Die Länderkammer beschloss außerdem das neue Gesetz zur Bekämpfung von Rechtsextremismus und Hasskriminalität im Internet. Wer online Hassbotschaften verbreitet oder Menschen bedroht, muss demnach künftig mit schärferer Verfolgung rechnen. So sollen soziale Netzwerke wie Facebook oder Twitter Posts etwa mit Neonazi-Propaganda oder Mord- und Vergewaltigungsdrohungen künftig nicht mehr nur löschen, sondern sofort dem Bundeskriminalamt melden. Um die Täter schnell identifizieren zu können, müssen sie auch die IP-Adressen weitergeben. Bei besonders schweren Straftaten wie Terrorismus und Tötungsdelikten können nach einem Richterbeschluss auch Passwörter verlangt werden. Sind diese bei den Anbietern verschlüsselt gespeichert, werden sie auch genauso übermittelt.

Schweinehaltung

Nach jahrelanger Diskussion hat der Bundesrat neuen Regeln für die Schweinehaltung zugestimmt. Die umstrittene Fixierung von Sauen in engen "Kastenständen" wird beschränkt. Nach einer Übergangszeit von acht Jahren sollen diese Stände im Deckbereich der Ställe nicht mehr zulässig sein. Sauen sollen nur noch direkt bei der Besamung fixiert werden dürfen. Generell soll eine Gruppenhaltung mehr Platz im Stall gewährleisten.

Solar-Förderdeckel aufgehoben

Neue Solaranlagen werden auch in Zukunft über die Ökostrom-Umlage gefördert. Der Bundesrat gab grünes Licht dafür, den Förderdeckel von 52 Gigawatt installierter Leistung aufzuheben. Zugleich billigte die Länderkammer eine Länderöffnungsklausel für Abstandsregeln bei Windkraftanlagen. Damit können die Länder eigene Mindestabstände von höchstens 1000 Metern zwischen Windrädern und Wohnbebauung vorschreiben. Dies soll die Akzeptanz von Windrädern erhöhen, gegen die es oft Proteste gibt.
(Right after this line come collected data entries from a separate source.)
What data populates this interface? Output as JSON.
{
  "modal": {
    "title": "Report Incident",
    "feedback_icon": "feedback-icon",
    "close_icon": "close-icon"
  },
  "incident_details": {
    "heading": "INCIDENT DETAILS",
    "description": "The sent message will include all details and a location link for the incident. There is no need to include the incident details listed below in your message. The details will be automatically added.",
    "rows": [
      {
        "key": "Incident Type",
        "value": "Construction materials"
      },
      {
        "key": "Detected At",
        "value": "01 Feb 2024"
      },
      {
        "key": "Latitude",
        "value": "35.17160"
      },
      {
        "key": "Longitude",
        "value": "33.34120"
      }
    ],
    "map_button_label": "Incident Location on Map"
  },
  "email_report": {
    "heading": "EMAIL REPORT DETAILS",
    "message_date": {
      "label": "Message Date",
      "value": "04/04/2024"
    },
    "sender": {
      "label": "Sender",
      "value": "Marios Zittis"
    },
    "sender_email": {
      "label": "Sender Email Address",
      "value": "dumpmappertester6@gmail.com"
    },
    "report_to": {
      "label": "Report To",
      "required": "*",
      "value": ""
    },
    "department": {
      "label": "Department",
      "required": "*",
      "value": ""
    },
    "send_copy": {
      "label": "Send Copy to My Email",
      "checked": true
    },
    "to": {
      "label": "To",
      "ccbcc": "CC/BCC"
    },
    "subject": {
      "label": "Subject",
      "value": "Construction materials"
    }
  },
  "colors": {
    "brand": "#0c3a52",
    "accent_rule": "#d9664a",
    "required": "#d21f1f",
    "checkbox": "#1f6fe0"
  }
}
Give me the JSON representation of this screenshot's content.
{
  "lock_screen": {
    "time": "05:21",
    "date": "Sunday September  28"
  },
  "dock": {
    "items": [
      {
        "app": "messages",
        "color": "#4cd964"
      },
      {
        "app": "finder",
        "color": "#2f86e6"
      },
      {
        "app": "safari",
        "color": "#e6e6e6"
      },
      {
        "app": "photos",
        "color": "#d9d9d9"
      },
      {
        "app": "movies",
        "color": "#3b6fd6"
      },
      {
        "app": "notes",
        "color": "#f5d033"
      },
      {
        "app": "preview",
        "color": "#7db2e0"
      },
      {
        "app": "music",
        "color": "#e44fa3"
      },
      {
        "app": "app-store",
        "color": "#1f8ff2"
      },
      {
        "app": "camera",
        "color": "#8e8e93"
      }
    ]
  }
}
Neue Regeln für entsandte ausländische Beschäftigte

Beschäftigte, die vom EU-Ausland nach Deutschland entsandt werden, sollen künftig verstärkt zu hiesigen Bedingungen arbeiten. Der Bundesrat beschloss ein Gesetz, das ihnen nicht nur Anspruch auf Mindestlohn, sondern auch auf Tariflohn aus allgemeinverbindlichen Tarifverträgen gibt. Auch Überstundenausgleich sowie etwaiges Urlaubs- oder Weihnachtsgeld müssen gezahlt werden.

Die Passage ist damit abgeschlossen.